What's more, the actors perform the show at a phenomenal lick - they're in and out and say exactly what they have to in just over an hour. It suits the play, and the time speeds by, the audience drawn in towards the performers, sucking up every word and assembling and reworking the story almost line by line.

This is a one-act play which consists of a single scene, but Liam Jones's lighting is impeccable, and shifts subliminally; there is also one great coup. Likewise the soundscape by Craig Vear, which is constantly present, reinforcing our distant awareness of the world outside. Lydia Denno's design is also spot-on, the filth and detritus of the one location perfectly captured, the back wall doing just enough to transform the Studio space - and the psychological space of the performance - in a way I have rarely seen before at the Theatre Royal.

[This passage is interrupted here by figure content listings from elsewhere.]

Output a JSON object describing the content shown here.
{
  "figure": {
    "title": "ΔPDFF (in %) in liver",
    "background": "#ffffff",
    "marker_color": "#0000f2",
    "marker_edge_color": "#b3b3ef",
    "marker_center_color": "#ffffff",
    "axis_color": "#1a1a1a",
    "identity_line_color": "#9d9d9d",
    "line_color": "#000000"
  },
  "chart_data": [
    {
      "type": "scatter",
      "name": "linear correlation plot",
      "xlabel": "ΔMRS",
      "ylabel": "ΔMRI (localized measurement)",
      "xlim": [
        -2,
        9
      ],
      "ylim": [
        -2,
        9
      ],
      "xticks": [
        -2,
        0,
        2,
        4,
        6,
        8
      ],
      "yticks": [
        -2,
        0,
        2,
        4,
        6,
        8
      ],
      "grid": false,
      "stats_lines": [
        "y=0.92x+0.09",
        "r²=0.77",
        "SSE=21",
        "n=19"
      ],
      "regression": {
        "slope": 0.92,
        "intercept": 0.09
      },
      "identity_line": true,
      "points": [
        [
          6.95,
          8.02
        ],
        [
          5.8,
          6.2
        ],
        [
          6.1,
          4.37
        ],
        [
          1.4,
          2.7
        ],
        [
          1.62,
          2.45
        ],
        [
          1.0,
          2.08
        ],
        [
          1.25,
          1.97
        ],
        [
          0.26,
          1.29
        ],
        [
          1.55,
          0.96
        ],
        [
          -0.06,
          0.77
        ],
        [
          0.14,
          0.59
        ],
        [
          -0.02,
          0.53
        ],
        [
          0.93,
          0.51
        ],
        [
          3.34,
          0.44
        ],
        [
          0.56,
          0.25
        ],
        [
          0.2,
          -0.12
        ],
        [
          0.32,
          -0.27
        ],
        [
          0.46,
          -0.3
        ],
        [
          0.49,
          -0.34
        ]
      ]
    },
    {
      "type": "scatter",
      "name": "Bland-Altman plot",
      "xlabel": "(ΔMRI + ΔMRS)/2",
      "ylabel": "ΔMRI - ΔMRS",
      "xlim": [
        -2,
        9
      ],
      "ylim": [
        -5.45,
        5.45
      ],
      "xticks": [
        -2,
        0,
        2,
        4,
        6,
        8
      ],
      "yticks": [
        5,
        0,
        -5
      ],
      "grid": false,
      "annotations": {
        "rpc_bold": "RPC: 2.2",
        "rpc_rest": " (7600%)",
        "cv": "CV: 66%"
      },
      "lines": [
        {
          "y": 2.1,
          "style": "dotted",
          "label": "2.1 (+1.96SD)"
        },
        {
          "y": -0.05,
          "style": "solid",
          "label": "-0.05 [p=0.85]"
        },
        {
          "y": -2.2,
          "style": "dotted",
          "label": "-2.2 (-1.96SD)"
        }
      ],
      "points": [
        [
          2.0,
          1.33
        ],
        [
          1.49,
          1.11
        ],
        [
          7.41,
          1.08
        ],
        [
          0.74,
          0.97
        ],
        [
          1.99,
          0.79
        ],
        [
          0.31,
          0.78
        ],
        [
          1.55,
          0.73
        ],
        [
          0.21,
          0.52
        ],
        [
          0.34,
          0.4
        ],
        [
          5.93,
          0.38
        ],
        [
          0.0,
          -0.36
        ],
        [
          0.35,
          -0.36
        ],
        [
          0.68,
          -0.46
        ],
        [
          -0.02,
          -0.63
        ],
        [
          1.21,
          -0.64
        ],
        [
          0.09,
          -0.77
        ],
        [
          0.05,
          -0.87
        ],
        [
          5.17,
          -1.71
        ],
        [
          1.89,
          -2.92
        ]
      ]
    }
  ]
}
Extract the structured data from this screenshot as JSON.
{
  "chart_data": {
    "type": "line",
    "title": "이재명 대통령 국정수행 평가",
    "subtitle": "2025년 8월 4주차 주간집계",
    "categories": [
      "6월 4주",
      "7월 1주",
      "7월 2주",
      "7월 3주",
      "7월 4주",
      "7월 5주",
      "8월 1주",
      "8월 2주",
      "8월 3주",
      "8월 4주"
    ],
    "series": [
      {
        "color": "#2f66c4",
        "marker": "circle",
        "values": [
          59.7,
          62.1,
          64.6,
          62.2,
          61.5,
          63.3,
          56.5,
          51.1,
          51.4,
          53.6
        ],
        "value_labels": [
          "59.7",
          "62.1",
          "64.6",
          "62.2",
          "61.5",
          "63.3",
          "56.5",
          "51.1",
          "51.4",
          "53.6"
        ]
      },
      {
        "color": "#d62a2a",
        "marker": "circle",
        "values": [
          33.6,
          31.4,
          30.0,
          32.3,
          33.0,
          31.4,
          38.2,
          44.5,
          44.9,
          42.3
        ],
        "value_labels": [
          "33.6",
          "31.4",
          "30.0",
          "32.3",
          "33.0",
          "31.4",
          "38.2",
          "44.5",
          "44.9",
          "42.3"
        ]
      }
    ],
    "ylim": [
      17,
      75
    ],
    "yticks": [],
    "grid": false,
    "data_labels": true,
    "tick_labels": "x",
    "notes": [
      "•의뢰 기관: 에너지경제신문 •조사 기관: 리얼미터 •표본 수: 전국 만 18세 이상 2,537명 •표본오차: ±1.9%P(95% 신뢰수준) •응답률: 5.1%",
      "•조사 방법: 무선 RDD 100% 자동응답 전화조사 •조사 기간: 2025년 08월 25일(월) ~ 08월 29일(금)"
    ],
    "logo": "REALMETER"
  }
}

It is rare, in fact, that one gets an opportunity to be so hyperbolic about a production - this is by quite a long way the best piece of theatre I've seen at the Theatre Royal's Studio. Whether you already know the twists and turns of the script in detail or not, you will be engrossed, astounded and quite likely moved by this powerful piece of theatre. A modern masterpiece given a unique but perfectly fitting new production.

At York Theatre Royal until Sat 12 Nov, then Tron Theatre, Glasgow (15 - 19 Nov), Mercury Theatre, Colchester (23 - 26 Nov), Northcott Theatre, Exeter (30 Nov - 3 Dec).